Episode 2 - Spécial Dar Maalma Expo 2026 : la formation, moteur de l’artisanat féminin africain


La deuxième partie de l’émission spéciale consacrée à Dar Maalma Expo 2026 et au 4ᵉ Congrès des Femmes Artisanes Africaines place un sujet décisif au centre du débat : la formation. Car pour les femmes artisanes, le savoir-faire ne peut plus rester seulement un héritage transmis de génération en génération. Il doit aussi devenir une force économique, une compétence commercialisable et un passeport vers de nouveaux marchés.

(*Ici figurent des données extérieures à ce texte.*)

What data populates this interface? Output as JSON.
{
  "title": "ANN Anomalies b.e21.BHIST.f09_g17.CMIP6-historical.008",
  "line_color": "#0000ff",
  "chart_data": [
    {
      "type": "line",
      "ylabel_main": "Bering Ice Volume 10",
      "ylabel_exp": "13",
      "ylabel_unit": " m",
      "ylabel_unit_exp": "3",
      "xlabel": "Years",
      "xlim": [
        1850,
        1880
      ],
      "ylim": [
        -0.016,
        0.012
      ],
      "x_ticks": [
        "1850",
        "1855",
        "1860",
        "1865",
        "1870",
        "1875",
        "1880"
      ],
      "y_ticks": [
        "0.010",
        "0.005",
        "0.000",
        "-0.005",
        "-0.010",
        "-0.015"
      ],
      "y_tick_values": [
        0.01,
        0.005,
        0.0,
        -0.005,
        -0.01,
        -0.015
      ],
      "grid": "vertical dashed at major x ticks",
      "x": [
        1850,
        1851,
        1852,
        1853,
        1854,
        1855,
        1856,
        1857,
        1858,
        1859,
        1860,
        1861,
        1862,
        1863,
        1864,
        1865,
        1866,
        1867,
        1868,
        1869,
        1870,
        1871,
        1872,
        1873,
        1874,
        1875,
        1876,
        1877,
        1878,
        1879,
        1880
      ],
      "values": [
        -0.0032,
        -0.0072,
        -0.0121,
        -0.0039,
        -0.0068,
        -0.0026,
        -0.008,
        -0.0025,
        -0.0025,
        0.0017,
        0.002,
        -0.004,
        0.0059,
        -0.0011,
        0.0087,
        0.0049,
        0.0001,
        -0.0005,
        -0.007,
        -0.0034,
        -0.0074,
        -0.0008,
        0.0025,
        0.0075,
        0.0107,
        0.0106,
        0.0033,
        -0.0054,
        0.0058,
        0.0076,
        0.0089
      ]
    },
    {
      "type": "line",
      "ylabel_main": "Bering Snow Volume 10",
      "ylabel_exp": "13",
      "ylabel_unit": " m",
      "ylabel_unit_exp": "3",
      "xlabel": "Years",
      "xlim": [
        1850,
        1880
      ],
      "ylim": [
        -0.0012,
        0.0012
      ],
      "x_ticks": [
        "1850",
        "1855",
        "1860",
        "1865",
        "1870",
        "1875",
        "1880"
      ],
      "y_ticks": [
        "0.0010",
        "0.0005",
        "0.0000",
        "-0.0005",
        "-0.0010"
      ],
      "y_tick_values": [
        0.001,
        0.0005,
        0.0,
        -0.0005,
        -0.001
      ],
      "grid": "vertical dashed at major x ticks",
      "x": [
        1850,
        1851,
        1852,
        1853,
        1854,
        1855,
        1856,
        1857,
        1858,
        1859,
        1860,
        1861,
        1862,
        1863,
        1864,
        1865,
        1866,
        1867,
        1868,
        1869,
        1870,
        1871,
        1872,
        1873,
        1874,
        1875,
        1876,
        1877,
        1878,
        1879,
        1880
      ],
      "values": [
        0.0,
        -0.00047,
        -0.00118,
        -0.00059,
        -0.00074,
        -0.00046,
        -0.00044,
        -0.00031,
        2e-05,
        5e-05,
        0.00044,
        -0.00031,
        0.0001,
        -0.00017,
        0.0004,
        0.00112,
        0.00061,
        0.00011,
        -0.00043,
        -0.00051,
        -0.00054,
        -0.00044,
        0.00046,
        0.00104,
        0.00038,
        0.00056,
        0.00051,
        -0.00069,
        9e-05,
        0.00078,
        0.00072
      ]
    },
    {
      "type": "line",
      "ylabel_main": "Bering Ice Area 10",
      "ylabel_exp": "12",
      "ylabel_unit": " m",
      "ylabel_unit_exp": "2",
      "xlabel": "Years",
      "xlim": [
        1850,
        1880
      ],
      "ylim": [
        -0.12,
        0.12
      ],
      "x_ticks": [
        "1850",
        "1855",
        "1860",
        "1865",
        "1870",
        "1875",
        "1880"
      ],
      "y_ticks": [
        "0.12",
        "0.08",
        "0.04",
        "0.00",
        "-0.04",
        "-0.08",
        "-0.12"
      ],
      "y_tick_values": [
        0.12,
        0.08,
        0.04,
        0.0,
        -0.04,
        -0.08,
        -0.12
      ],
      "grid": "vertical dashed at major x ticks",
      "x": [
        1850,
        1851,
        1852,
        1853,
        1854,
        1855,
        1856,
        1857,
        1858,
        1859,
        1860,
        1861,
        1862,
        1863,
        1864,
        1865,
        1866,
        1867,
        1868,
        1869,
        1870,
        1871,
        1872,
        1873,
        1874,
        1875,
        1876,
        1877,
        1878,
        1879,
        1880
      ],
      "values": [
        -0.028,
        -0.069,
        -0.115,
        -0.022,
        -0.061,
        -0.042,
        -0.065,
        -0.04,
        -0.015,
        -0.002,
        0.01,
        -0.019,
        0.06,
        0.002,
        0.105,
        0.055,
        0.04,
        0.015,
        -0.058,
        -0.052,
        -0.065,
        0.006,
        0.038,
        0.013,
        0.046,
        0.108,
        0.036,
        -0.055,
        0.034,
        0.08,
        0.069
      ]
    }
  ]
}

De l’apprentissage à l’autonomie économique :

Organisé sous le Haut Patronage de Sa Majesté le Roi Mohammed VI, que Dieu L’assiste, cet événement réunit à Casablanca des artisanes, des professionnels de la mode, des formateurs et des acteurs institutionnels autour d’une ambition commune : faire de l’artisanat féminin africain un levier durable d’autonomie, de création et de développement.

L’émission rappelle d’abord que l’accompagnement des artisanes ne peut pas se limiter à un salon, une exposition ou un défilé. Il s’inscrit dans un processus plus long, fait de formation continue, de mentorat, d’ouverture à de nouvelles pratiques et de mise en réseau.

Franck Clair, responsable de la formation et président fondateur du SFARM Paris, revient sur son engagement auprès des artisanes marocaines depuis plusieurs années. Son approche repose sur des ateliers, des masterclass et un suivi qui se poursuit parfois à distance, notamment grâce aux réseaux sociaux.

L’enjeu est concret : apprendre à mieux présenter une création, raconter son histoire, dialoguer avec un client, définir un prix et adapter un produit aux attentes du marché. Une pièce artisanale peut avoir une immense valeur culturelle ; encore faut-il qu’elle trouve les bonnes conditions pour rencontrer son public.

L’exemple évoqué dans l’émission est parlant : revisiter un bijou traditionnel pour en faire un collier contemporain, sans perdre son identité ni son âme. Cette démarche ne consiste pas à effacer la tradition, mais à lui offrir une nouvelle vie.

L’Afrique comme espace de synergie

Au-delà du Maroc, la dimension africaine constitue l’un des piliers du projet. À travers l’implication de Mariam Shfelli et du cabinet AIDA, le réseau s’ouvre à plusieurs pays du continent : Sénégal, Niger, Mali, Burkina Faso et d’autres horizons africains.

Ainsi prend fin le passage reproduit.